The UMLS Metathesaurus was used to filter clinically relevant concepts in the clinical notes [12]. To acquire UMLS concept unique identifiers (CUIs), the entity representations were used to identify and normalize lexical variants from the unstructured text content. The full clinical text was linked to CUIs in UMLS [12] via MetaMap. After entity linking, each clinical record was represented as a bag of CUIs. The UMLS CUIs were restricted within clinically relevant semantic groups and types. The neural word embedding model, word2vec, was utilized to learn word embeddings from different corpora using the continuous bag-of-words method [30].

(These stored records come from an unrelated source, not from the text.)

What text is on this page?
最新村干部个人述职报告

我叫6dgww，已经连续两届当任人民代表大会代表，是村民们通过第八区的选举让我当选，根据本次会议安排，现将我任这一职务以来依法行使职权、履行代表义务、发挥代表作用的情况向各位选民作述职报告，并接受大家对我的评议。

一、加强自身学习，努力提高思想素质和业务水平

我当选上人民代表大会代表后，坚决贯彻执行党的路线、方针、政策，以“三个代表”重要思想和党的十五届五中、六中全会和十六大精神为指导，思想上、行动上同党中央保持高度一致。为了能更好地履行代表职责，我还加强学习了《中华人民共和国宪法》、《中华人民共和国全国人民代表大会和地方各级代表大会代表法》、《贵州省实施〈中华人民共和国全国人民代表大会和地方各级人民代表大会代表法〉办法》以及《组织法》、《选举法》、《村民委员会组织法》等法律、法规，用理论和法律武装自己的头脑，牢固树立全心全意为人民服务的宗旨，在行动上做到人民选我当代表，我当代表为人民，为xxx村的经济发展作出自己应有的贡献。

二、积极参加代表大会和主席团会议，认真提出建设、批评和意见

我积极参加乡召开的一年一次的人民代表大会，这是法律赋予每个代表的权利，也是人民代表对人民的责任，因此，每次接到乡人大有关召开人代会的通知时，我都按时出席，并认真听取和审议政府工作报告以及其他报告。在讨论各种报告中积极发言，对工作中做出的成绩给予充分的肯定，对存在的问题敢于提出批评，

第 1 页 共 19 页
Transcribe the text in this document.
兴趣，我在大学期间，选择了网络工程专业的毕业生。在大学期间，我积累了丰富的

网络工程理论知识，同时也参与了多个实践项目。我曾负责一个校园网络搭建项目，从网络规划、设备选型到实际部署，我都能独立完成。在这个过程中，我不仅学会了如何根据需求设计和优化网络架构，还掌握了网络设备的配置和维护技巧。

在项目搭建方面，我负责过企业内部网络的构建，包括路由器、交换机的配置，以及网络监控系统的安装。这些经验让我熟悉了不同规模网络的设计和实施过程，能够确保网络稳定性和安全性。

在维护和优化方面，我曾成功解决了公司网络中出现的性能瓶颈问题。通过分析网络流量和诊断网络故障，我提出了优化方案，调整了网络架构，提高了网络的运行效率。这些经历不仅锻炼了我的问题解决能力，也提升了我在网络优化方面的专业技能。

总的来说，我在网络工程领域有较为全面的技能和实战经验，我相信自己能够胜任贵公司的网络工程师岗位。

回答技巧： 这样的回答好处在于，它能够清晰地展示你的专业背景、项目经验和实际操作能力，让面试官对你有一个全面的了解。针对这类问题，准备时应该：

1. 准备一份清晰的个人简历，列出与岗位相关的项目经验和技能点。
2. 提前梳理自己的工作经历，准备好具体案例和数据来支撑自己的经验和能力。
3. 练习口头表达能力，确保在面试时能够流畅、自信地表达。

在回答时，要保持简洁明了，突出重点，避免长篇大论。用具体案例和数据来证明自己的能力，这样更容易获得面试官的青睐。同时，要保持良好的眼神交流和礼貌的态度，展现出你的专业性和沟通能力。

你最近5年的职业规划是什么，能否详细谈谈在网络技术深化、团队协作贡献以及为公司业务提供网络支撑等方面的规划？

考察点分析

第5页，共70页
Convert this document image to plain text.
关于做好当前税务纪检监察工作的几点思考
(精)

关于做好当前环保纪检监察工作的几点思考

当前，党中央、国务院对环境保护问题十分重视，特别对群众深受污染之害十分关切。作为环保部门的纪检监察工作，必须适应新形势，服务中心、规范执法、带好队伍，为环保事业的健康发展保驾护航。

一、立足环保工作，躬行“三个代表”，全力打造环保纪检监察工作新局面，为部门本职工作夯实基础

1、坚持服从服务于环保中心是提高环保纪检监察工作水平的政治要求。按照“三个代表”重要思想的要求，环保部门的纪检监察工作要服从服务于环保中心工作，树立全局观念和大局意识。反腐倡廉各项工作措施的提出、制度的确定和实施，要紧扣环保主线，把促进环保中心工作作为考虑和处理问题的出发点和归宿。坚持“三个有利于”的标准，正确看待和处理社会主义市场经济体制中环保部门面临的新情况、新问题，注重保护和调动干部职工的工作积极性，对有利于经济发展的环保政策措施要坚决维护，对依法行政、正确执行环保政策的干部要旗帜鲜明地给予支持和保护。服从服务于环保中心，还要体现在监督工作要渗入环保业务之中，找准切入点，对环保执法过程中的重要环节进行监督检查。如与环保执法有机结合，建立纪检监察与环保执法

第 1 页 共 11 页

Predictive machine learning models

The mortality rate of the patients was the primary outcome of the predictive model and we studied prediction risks of hospital mortality. The machine learning models were used to predict which diabetic patients are most likely to die in the ICU, thus providing better treatment guidance to health care providers. All model fitting was conducted using packages from Python Scikit-learn packages. The package was used to fit the regression model that contained all the relevant variables [3] to determine which variables have the greatest impact on mortality. The GLM package was used to fit the binominal logistic regression model. In the model, 70% of the sample was used as the training set, while the remaining 30% of the sample was used for validation. The key variables for these statistical machine learning predictive models include social demographics variables, such as age, gender and race, and critical clinical variables, such as hospital length of stay, SOFA scores, SAPS II, and APS III. All the feature variables are shown in Table 1; they were used in bivariate analyses to correlate with the prediction of mortality risk. The p-values less than 0.05 were considered significant for all the variables for multivariate analysis.

Table 1 Characteristics of diabetic patients in ICU

Following the logistic regression model, we built a random forest model to predict mortality risk using the RandomForestClassifier package with sklearn. The variables extracted from the MIMIC-III database were used in the analysis. The model was initially trained with a single decision tree, and the depth was further increased until train and test sets began to diverge. Probability estimates were used to plot the Receiver operating curve (ROC) curve. The ROC curves were generated by altering the thresholds of the machine learning models. The performance of all the employed models were compared by area under the curve (AUC) measures. Furthermore, we evaluated more machine learning models on this diabetic cohort. (Table 2).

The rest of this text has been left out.